Кто-то негромко ахнул и сразу же испуганно замолчал. Все взгляды были прикованы к Мордекаю Тремейну.
– Ради бога! – воскликнул Джеффри Маннинг. – Если вы действительно знаете, не молчите!
– Чем дольше я изучал пьесу, – продолжил Тремейн так, словно не слышал его, – тем сильнее убеждался, что написать ее мог только человек, хорошо знающий Далмеринг, и Алексис Кент – псевдоним, под которым скрывается один из вас. Меня немного удивляло, что та же мысль не пришла в голову никому другому. Интересно, подумал я, а если все же Филипп Хэммонд догадался? Мне говорили, что ему предлагали роль в пьесе, однако он отказался. Теперь причина должна быть очевидна для вас: Филипп Хэммонд не пожелал играть роль неверного мужа, поскольку знал, что именно он им и является. Возможно, потому, что понял, что его тайна кому-то известна, он и вернулся сюда после репетиции в ту ночь, не сказав даже своей… жене, куда направляется.
Перед словом «жене» он сделал паузу. Теперь Карен Хэммонд смотрела на него во все глаза, и Тремейн видел, как болезненно она морщится.
– Вероятно, ему передали записку, – добавил он. – Записку, которую он не рискнул оставить без внимания. Признаюсь, это лишь догадки, но, по-моему, они верны. Нам известно, что Филипп Хэммонд пришел в клуб, где его поджидал убийца. Филиппа Хэммонда оглушили ударом молотка – преступник знал, что он хранится в комнате за сценой.
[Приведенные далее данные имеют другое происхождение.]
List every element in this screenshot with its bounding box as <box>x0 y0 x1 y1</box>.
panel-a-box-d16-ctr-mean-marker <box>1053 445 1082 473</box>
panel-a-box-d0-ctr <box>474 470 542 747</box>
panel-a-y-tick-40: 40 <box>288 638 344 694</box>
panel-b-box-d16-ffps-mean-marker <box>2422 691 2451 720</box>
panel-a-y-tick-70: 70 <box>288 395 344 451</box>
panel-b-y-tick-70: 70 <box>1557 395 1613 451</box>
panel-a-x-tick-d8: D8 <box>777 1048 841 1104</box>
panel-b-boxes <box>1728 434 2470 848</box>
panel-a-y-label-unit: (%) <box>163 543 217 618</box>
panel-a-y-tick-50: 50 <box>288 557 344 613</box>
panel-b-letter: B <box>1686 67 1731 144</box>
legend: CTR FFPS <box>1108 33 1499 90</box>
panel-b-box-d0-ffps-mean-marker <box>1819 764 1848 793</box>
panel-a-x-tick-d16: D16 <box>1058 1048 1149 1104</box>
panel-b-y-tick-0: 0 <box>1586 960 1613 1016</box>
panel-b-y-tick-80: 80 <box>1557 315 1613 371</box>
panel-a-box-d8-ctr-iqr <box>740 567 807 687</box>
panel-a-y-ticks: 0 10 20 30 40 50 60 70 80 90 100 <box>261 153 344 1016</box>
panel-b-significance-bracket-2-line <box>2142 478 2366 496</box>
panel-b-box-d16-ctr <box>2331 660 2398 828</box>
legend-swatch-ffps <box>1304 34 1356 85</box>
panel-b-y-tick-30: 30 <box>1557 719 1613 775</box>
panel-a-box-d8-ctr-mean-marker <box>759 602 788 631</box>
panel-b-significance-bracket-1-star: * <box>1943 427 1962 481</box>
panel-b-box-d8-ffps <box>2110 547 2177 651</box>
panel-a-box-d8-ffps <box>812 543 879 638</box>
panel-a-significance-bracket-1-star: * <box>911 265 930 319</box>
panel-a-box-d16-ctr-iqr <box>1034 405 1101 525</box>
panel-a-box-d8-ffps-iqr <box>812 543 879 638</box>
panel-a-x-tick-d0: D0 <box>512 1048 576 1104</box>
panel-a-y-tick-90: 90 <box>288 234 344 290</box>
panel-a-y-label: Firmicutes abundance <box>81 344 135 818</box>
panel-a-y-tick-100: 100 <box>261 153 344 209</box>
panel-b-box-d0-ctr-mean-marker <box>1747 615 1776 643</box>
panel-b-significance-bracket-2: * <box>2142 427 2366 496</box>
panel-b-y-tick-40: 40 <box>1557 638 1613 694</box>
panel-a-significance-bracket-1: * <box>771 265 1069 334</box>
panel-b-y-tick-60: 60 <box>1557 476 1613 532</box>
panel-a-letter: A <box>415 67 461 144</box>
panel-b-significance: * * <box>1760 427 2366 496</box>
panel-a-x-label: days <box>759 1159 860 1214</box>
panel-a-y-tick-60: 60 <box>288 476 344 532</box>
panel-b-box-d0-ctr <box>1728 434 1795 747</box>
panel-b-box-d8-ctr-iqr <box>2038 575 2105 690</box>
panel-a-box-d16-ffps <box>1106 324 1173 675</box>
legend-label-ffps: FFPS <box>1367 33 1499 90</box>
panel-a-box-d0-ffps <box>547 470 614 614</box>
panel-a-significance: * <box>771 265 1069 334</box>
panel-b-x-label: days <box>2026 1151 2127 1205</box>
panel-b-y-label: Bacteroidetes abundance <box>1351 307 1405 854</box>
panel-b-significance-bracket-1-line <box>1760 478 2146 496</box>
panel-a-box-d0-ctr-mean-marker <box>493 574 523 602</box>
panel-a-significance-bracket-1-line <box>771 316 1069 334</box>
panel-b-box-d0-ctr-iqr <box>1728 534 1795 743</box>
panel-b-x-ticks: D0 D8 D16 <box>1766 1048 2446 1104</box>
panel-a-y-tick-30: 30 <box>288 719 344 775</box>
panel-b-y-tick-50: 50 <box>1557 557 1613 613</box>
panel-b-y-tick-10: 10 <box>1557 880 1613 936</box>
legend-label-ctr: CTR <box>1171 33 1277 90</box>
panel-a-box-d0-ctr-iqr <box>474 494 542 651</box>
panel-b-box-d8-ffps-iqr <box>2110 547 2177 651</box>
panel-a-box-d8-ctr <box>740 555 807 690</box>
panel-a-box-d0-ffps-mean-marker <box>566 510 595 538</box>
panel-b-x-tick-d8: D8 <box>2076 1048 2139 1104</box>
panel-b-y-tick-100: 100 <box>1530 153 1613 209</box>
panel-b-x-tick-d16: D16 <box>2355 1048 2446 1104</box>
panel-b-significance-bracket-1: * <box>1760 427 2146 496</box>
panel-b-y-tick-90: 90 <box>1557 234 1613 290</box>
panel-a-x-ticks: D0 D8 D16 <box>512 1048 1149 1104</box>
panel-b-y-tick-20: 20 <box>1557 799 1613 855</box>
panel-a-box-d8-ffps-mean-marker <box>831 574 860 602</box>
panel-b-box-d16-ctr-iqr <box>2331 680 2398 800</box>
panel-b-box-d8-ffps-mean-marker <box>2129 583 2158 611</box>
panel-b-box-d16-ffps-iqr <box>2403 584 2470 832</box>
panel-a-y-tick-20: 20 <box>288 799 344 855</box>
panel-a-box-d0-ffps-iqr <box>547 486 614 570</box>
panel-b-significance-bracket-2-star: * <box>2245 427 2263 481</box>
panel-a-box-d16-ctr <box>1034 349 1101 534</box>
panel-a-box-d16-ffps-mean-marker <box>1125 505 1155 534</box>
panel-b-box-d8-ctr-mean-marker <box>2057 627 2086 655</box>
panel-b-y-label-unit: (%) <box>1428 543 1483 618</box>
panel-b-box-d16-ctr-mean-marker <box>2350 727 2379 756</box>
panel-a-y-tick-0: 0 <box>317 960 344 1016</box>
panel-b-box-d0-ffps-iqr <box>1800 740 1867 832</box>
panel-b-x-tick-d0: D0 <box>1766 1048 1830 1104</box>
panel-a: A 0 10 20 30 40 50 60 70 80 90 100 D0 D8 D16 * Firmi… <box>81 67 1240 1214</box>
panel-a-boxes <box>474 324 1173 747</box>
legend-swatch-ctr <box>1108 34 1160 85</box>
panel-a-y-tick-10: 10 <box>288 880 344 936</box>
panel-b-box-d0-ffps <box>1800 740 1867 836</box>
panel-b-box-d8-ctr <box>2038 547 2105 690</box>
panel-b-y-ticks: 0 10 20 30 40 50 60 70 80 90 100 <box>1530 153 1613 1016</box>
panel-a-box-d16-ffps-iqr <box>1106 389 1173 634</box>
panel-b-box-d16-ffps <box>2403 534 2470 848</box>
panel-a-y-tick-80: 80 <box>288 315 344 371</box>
Голову жертвы сунули в газовую духовку, убийца смотрел, как Хэммонд умирает.
Представляете, насколько чудовищной была эта сцена? Из человека медленно уходила жизнь, а преступник стоял испуганный, с гулко бьющимся сердцем, прислушиваясь к каждому шороху. Для этого понадобились хладнокровие, дьявольская жестокость и бездушная, порочная целеустремленность.